Tubman's portrait stands starkly in the middle of the queen-sized quilt made with deep orange, red and brown hues.

While some quilts embrace African-American history, others embrace Brenda's United Methodist faith.

Shortly after she began making picture quilts for family and friends, Brenda was on the way to church one Sunday and asked God, "God, you gave me this talent, so how do I use it to glorify you?"

The answer was to make prayer quilts, she said, which is a quilt prayed over and blessed by a priest or pastor. Usually they're lap-size or large enough to sit at the foot of a bed, Brenda said.
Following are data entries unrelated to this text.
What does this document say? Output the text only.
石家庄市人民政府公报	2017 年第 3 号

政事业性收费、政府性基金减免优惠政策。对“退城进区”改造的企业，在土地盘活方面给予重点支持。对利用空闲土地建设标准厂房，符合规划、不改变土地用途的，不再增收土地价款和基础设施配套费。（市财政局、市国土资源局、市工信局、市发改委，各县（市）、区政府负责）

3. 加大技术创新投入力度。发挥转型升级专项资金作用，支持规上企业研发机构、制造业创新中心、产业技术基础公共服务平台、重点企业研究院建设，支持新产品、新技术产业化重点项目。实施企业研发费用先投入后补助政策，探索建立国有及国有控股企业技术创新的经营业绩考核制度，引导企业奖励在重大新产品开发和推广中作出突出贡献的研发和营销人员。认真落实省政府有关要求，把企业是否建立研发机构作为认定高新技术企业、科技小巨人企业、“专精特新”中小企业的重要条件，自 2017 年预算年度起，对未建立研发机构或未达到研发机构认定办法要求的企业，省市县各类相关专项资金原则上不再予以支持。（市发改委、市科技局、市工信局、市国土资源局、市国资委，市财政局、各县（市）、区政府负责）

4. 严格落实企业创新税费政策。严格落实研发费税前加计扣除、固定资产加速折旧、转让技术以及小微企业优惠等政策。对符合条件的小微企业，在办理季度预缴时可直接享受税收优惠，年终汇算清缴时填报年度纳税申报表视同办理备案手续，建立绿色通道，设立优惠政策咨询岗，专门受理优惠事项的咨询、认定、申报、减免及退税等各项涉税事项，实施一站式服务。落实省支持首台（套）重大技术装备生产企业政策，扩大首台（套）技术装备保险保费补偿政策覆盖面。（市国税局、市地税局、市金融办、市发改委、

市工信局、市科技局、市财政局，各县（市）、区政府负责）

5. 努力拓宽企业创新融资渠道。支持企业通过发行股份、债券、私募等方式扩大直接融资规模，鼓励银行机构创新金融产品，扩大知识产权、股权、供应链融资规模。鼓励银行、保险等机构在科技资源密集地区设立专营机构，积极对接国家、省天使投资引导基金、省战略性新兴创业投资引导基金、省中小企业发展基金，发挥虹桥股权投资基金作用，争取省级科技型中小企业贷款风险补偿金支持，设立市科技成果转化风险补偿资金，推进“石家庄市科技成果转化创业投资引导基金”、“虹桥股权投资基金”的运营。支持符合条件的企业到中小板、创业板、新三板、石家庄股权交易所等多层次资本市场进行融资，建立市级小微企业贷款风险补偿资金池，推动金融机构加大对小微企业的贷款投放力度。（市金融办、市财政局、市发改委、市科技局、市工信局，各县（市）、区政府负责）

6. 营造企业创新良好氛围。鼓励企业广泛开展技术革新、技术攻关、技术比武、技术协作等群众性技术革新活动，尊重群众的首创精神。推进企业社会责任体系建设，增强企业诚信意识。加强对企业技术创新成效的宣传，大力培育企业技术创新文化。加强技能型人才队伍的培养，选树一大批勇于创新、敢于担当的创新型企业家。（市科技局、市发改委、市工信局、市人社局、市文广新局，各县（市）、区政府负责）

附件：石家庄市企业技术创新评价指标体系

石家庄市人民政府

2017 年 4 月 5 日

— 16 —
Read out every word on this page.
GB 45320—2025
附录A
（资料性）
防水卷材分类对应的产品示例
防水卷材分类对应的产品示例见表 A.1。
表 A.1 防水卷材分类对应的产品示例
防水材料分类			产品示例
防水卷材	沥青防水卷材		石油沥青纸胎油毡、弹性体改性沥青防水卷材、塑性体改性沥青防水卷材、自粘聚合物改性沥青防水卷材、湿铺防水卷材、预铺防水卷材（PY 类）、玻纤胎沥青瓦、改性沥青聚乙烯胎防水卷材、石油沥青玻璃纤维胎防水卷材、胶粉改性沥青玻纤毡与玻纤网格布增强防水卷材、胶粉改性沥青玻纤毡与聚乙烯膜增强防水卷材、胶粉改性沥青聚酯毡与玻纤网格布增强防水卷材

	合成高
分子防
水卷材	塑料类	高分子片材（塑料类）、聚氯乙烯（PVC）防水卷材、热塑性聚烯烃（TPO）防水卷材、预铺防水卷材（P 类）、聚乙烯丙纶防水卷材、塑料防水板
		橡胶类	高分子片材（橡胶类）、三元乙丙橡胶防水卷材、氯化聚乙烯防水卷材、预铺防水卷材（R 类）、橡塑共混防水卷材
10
Brenda's prayer quilts aren't always picture quilts; she designs them based on spiritual inspiration, such as one she made with cups on it, based on the scripture, "My cup runneth over." While at church one day, she felt the urge to gift the quilt to a new church member. The woman, who Brenda had just met for the first time, burst out in tears when she was handed the quilt.

"I was like, 'oh boy, what now,'" Brenda said. "That was her favorite scripture."

Shortly after she followed the calling to make prayer quilts, she found out a family friend who would give her rides to Georgia to visit one of her sons had fallen ill. So she decided to make a prayer quilt for a him.

When she heard he had recovered after being covered with the quilt, Brenda said all she could do was sit and cry.

"After that, I just started making prayer quilts. Some people may not believe these things, but it does happen," she said. "I know God is in charge of everything, and I think he gives you your talent. So this is the way I'm using it, so he can get the glory out of it."